Casi la mitad de los catalanes cree, con menor o mayor intensidad, que España no es un Estado de Derecho y, por eso, opina que la sentencia del Tribunal Supremo es un castigo a los que han defendido la democracia, el derecho a votar.

No es extraño, porque eso es lo que les dice todos los días el presidente de la Generalitat, Quim Torra y los líderes de JxC, ERC, la CUP, etc. Es decir, la mayoría del Parlament.

Esa amplia base es la que proporciona a la violencia un soporte social que hace muy difícil su erradicación.

Algunos líderes independentistas catalanes no sólo dan al movimiento alimento teórico, bien surtido a través de los medios públicos, y financiación, sino que mantienen contacto con los grupos que han protagonizado las manifestaciones violentas.

Hemos hablado ya aquí del apreteu de Torra dirigido a los CDR. Pero, además, la investigación que está llevando el juez García Castellón en la Audiencia Nacional está descubriendo otras conexiones interesantes. Por ejemplo, las que existen entre el llamado Tsunami democràtic y el anterior presidente de la Generalitat, Carles Puigdemont. García Castellón investiga -según adelantó ayer El Confidencial- la existencia de una "dirección política" de esos grupos violentos, en la que estarían encuadrados, además de Puigdemont, el líder de la CUP David Fernández.

Aunque la sentencia del Tribunal Supremo describe los hechos acaecidos durante los meses de septiembre y octubre de 2017 como una especie de ensoñación del movimiento independentista para, de esa forma, rebajar la calificación desde la rebelión, que solicitaba la Fiscalía, a la secesión, con penas mucho más bajas, lo que estamos viendo ahora es que el independentismo no sólo no ha desistido de su empeño, sino que insiste en él recurriendo, por ahora, a la violencia de baja intensidad.

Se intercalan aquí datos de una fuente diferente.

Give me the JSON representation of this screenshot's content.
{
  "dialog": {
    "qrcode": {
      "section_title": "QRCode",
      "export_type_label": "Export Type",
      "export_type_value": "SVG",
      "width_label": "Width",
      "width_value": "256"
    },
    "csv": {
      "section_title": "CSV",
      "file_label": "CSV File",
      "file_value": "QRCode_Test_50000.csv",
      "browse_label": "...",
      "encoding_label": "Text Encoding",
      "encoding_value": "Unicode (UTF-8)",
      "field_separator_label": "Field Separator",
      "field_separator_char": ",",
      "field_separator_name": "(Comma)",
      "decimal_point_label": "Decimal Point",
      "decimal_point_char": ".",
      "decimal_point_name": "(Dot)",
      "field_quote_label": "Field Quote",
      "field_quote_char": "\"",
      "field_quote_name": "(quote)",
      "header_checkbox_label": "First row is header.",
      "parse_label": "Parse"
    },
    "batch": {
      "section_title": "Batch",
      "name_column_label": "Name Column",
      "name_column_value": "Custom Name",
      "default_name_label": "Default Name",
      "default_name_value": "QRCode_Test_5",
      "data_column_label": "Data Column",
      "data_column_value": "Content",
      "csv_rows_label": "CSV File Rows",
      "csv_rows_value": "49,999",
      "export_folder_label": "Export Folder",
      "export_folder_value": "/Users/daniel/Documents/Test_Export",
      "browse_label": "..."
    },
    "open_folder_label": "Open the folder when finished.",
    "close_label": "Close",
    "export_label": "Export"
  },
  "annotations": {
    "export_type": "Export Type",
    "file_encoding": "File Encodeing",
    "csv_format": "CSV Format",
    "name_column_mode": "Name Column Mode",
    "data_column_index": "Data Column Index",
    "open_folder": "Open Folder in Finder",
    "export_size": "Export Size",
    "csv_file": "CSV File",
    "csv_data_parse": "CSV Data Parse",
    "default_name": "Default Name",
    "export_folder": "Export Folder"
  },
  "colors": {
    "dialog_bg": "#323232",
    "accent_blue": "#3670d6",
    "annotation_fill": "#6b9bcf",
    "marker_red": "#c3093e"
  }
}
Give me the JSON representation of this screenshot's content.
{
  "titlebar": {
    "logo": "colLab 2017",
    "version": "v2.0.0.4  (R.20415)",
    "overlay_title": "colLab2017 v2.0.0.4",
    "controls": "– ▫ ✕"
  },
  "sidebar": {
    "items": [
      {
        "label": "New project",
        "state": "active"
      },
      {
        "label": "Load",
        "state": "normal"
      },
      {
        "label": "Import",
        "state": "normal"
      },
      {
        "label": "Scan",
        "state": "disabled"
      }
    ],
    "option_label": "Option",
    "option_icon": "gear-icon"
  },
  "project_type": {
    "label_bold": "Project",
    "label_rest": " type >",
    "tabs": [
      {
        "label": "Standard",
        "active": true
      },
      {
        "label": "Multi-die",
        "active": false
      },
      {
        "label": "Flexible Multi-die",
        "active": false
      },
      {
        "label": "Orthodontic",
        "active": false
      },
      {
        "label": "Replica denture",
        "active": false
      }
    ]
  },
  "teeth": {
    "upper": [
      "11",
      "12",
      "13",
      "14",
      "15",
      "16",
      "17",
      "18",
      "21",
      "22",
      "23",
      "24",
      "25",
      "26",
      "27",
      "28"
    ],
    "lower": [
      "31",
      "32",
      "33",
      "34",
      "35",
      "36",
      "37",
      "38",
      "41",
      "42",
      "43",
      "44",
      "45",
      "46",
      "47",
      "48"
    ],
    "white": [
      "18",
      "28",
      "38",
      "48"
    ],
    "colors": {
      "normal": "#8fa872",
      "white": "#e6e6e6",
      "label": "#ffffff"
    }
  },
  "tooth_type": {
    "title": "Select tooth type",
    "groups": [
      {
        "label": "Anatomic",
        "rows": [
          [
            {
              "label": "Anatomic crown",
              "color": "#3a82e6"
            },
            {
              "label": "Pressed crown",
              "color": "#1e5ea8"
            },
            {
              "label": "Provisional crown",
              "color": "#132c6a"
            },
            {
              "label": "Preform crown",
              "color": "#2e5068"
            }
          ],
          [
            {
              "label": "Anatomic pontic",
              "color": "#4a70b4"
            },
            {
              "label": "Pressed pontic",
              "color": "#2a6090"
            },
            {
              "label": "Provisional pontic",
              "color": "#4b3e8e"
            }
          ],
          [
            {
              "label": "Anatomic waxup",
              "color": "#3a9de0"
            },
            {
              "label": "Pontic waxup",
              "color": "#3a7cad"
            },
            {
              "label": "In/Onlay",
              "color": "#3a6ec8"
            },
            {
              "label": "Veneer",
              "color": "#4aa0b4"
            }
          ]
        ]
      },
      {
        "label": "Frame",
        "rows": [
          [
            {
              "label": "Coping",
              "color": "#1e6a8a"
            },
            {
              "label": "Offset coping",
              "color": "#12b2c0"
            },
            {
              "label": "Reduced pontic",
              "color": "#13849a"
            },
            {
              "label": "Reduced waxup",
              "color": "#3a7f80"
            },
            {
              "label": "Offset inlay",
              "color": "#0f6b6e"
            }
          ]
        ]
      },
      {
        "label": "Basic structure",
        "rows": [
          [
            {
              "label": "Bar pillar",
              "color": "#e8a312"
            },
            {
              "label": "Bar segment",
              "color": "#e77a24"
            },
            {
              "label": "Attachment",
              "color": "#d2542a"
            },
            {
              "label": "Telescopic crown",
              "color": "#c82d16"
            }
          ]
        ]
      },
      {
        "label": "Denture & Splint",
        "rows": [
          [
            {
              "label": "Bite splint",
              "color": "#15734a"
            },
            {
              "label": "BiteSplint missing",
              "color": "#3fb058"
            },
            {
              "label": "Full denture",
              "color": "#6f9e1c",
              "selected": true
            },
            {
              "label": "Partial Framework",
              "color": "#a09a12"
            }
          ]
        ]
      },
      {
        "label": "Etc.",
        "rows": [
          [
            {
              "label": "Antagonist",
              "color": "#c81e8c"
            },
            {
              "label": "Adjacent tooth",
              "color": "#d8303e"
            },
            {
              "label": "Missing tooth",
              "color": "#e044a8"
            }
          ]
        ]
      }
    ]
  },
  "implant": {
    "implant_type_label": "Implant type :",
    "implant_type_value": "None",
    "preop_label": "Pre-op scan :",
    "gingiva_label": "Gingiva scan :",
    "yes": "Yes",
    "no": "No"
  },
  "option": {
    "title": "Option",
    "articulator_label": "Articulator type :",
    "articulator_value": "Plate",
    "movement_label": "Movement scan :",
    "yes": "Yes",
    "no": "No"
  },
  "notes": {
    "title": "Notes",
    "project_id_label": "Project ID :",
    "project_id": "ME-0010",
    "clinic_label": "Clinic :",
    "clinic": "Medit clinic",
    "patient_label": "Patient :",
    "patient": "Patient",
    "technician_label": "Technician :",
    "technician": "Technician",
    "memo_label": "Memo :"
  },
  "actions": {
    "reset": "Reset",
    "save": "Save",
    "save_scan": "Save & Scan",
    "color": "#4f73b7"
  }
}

Ya hay convocadas movilizaciones para los próximos dos meses. La primera manifestación se celebra hoy en Barcelona, pero continuarán en los días previos a las elecciones generales del 10-N, y tendrán su punto álgido con el partido Barça-Real Madrid del próximo 18 de diciembre (que debería haberse celebrado hoy y que fue aplazado por temor a graves incidentes).

Entiendo que el presidente no quiera, a dos semanas de las elecciones, recurrir a medidas extraordinarias, como la aplicación del 155, pero no conviene engañarse. En Cataluña hay algo más que un problema de orden público. O bien el Estado de Derecho responde de forma contundente al desafío con un amplio consenso político, o tendrá que terminar cediendo a negociar con el independentismo una salida que pasará necesariamente por un referéndum de autodeterminación. Nos guste o no, ese es el reto al que nos enfrentamos.